Using the x-coordinate of the vertex (-5), we can say the equation of the axis of symmetry is x = -5.

2. Given the functions f(x) = ln(x), g(x) = e^(5x), and h(x) = x^6, we will find the values of the composite functions (fog)(x), (gof)(x), and (foh)(x), as well as their respective domains.

a. (fog)(x) represents the composite function of f(g(x)). To find this, we need to substitute g(x) into f(x) and simplify:

(fog)(x) = f(g(x))
= ln(g(x))
= ln(e^(5x))
= 5x

So (fog)(x) simplifies to 5x.

The domain of (fog)(x) is the same as the domain of g(x), which is all real numbers.

b. (gof)(x) represents the composite function of g(f(x)). To find this, we need to substitute f(x) into g(x) and simplify:

(gof)(x) = g(f(x))
= g(ln(x))
= e^(5 * ln(x))
= x^5

So (gof)(x) simplifies to x^5.

The domain of (gof)(x) is the same as the domain of f(x), which is x > 0 (positive real numbers).

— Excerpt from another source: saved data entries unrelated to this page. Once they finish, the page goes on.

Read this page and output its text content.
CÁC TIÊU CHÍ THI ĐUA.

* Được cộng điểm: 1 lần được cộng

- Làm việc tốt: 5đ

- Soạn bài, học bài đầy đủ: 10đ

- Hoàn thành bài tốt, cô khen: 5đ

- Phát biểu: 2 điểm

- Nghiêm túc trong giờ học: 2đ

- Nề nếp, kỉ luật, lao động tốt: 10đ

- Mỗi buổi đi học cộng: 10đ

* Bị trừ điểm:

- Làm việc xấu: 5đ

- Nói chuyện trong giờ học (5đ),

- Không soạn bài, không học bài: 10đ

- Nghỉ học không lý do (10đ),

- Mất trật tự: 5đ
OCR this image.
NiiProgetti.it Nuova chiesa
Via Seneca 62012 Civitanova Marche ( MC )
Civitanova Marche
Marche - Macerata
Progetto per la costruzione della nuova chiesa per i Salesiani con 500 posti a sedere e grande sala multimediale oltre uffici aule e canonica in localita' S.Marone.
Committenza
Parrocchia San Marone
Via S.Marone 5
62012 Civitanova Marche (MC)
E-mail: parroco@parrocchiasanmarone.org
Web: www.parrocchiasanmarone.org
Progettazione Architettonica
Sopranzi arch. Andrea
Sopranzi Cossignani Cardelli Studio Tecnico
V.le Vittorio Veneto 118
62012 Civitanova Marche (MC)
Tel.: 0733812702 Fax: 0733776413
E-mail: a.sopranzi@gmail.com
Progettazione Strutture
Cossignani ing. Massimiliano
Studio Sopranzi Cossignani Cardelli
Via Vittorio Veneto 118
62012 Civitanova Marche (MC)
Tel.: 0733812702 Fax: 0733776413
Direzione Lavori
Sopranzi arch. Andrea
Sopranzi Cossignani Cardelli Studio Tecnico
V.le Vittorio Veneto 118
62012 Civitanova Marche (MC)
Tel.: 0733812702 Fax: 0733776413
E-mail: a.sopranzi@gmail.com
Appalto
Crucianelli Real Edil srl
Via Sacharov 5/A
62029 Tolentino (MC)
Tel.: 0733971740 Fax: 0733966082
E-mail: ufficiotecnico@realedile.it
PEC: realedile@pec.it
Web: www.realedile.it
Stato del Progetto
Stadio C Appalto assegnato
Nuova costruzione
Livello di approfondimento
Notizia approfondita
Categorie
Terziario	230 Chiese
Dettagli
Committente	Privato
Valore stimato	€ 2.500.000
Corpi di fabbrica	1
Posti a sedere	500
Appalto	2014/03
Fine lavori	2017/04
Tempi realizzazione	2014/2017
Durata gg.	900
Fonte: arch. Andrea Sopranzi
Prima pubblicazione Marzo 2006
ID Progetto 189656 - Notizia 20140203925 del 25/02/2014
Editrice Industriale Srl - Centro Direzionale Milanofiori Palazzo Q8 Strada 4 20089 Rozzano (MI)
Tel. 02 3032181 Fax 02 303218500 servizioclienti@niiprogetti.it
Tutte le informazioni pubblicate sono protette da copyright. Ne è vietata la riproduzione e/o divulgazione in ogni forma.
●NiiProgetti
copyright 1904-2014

c. (foh)(x) represents the composite function of f(h(x)). To find this, we need to substitute h(x) into f(x) and simplify:

(foh)(x) = f(h(x))
= f(x^6)
= (x^6)^2 + 10(x^6) - 11
= x^12 + 10x^6 - 11

So (foh)(x) simplifies to x^12 + 10x^6 - 11.

The domain of (foh)(x) is the same as the domain of h(x), which is all real numbers.